Essential conserved active site residues in class Ia ribonucleotide reductase from Escherichia coli : identification of radical reaction intermediates and radical transfer intermediates

Abstract: The enzyme ribonucleotide reductase catalyzes the reduction of ribonucleotides to the corresponding deoxyribonucleotides, the building blocks of DNA. The class Ia enzyme from Escherichia coli consists of two homodimeric subunits denoted protein R1 and protein R2, each inactive alone. Protein R1 contains the active site and allosteric effector sites. Protein R2 contains a stable tyrosyl radical and a dinuclear iron-oxo site essential for catalysis. A radical based reaction mechanism and a radical transfer pathway between R1 and R2 has been proposed.The three conserved active site residues Glu441, Asn437 and Ser224 were studied. Their functions in catalysis were adressed with site-directed mutagenesis.
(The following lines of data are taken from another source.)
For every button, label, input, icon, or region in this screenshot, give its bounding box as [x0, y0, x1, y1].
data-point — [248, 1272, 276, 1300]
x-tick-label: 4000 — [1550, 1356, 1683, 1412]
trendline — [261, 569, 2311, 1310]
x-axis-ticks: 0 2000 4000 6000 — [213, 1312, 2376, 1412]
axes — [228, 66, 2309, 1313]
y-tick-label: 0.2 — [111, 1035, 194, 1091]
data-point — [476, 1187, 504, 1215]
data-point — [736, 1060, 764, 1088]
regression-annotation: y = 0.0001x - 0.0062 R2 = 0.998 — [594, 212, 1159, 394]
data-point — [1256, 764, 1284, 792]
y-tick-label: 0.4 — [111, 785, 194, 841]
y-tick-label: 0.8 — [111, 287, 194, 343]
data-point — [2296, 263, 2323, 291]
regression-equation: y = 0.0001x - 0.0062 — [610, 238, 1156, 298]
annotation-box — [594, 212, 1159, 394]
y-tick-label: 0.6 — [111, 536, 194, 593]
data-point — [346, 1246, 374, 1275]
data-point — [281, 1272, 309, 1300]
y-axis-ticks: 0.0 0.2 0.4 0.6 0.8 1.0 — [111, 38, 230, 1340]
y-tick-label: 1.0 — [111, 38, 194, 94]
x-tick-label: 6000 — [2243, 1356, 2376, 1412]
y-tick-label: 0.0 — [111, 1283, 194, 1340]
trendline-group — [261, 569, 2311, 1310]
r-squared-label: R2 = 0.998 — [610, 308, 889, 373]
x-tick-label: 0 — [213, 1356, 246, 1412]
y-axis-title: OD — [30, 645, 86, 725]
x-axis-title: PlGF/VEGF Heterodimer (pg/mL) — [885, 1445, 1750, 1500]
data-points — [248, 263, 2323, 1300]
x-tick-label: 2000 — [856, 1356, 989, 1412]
The mutant proteins were characterized with biochemical, biophysical and structural methods. A carboxylate at position 441 is the minimum requirement for catalysis. Glu441 contributes to substrate binding. Its role as a general base in the first part of the reaction mechanism and as a general acid in the second part of the reaction mechanism is corroborated. The residues Asn437 and Ser224 are essential for catalysis and participate in the first part of the reaction.E441Q is a suicidal protein converting the normal substrate into a mechanism-based inhibitor. Consecutive reactions with at least three intermediates were identified. The intermediates are free radical species, a cysteine-localized radical, a nucleotide-localized radical and a tyrosyl radical in the radical transfer pathway were identified. This is the first direct evidence for kinetically coupled radical transfer and reaction intermediates in ribonucleotide reductase.